MONIQUE HARDEN: Let me just put it this way. It's the first time any Louisiana governor has put the words climate, initiative and task force together in one sentence.
WENDLAND: Monique Harden is a policy expert with the Deep South Center for Environmental Justice.
HARDEN: So that is a major historic step forward.
WENDLAND: She hopes that investing in clean energy creates more jobs, especially in communities of color, and reduces pollution in low-income areas.
HARDEN: We can actually generate energy ourselves in a way that doesn't have these toxic side effects and these harmful environmental climate effects.
WENDLAND: In many ways, the transition is already happening. Shell is closing a major refinery on the Mississippi River, citing consumer demand for cleaner fuels.

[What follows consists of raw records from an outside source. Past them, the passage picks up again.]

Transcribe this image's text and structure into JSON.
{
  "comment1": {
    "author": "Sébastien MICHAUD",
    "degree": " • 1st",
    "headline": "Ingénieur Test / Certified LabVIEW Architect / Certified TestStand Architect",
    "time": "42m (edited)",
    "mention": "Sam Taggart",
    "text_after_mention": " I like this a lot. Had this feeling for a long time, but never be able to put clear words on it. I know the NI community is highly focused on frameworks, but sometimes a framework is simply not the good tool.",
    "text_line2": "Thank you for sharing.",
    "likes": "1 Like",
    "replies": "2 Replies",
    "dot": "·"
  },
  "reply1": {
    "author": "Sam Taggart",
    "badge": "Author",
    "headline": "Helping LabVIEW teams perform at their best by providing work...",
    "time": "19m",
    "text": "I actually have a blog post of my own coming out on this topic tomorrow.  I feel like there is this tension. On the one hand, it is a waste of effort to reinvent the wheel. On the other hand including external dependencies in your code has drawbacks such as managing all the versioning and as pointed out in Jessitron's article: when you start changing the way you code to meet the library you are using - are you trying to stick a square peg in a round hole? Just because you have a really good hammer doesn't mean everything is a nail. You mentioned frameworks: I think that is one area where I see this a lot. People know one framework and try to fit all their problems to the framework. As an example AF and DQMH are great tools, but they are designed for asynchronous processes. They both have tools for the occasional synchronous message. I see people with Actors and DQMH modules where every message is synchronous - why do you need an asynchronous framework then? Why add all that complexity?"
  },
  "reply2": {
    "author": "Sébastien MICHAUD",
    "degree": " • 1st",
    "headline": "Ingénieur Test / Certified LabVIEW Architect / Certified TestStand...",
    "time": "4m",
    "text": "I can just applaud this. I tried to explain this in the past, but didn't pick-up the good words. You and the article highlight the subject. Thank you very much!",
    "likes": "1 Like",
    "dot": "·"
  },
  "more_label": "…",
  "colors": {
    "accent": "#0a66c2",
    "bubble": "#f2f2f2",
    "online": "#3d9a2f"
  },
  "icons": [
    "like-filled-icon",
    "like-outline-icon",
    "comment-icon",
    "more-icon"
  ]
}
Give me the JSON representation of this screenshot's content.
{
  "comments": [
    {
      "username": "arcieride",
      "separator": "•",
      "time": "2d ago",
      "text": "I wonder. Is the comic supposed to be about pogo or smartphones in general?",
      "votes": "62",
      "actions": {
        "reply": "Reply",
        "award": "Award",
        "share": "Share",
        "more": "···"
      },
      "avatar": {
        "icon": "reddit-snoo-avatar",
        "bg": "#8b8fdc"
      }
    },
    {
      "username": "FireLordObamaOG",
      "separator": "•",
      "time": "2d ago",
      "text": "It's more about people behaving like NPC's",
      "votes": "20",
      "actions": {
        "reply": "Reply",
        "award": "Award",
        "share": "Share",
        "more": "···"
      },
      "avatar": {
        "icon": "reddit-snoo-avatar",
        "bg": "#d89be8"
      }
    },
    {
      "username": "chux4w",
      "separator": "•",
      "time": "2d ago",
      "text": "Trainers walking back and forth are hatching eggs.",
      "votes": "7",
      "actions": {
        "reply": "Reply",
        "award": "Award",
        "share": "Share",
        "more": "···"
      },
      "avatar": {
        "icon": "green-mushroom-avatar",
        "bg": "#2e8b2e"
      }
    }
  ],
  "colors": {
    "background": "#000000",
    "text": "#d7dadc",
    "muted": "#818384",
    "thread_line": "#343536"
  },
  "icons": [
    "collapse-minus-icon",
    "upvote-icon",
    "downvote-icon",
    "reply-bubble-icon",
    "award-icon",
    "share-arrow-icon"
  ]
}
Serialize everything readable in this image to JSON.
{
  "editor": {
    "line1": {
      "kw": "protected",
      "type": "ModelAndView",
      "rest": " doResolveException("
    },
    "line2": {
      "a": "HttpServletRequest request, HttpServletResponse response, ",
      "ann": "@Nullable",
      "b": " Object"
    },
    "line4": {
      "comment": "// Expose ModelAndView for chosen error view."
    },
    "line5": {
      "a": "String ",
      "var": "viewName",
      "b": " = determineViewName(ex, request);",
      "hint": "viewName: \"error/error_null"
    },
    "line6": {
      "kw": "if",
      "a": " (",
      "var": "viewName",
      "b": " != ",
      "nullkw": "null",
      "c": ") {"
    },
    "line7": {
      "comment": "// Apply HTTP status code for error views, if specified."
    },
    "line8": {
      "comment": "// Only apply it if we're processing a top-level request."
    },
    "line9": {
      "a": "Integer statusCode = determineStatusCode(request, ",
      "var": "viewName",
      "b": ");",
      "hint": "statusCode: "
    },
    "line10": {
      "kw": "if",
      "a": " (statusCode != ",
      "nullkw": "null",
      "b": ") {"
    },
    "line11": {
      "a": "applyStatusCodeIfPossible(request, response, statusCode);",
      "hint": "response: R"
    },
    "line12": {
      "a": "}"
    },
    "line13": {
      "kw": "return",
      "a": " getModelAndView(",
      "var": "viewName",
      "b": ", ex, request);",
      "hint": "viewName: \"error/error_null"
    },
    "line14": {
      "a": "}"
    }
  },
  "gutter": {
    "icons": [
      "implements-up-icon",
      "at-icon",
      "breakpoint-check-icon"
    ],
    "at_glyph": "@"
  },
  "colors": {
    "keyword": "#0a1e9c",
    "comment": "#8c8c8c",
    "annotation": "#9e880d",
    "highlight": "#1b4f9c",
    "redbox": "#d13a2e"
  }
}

Less and less of Louisiana's GDP comes from oil and gas every year. It's now just under 20%. That's half of what it was in the 1980s. Meanwhile, big renewable energy companies are eyeing investments in the state. Noemie Tilghman with Deloitte Consulting says the winners in this new global clean energy marketplace will be the companies and states that can diversify.
NOEMIE TILGHMAN: Those who choose to ignore it and just believe the cycle will simply work itself out will be the losers.
WENDLAND: Still, shifting Louisiana's energy production will not be easy, and it faces strong opposition.
TYLER GRAY: You don't necessarily have to choose between energy production and being carbon neutral.
WENDLAND: Tyler Gray is president of the Louisiana Mid-Continent Oil and Gas Association. He says, yes, reduce emissions, but a transition should happen slowly.
GRAY: Talking about an energy transition, talking about all these different needs that are out there but still having oil as part of that conversation and natural gas as part of that conversation.
WENDLAND: Governor Edwards seems to be walking that same fine line. He's scolded President Biden over his oil drilling moratorium, and it's not at all clear that his zero carbon goal includes all of the oil and gas that Louisiana exports. Plus, he'll need to convince a Republican legislature full of pro-oil-and-gas lawmakers to embrace clean energy.
EDWARDS: It will secure investment and job creation and economic growth all while we continue to work with our carbon-based fuel industry because that's not going anywhere. I suspect that we have decades left.
WENDLAND: The climate task force will make its final recommendations next year, balancing Louisiana's long identity as an oil and gas state with the reality that climate change is forcing people, industries and governments to rethink everything.
For NPR News, I'm Tegan Wendland in New Orleans.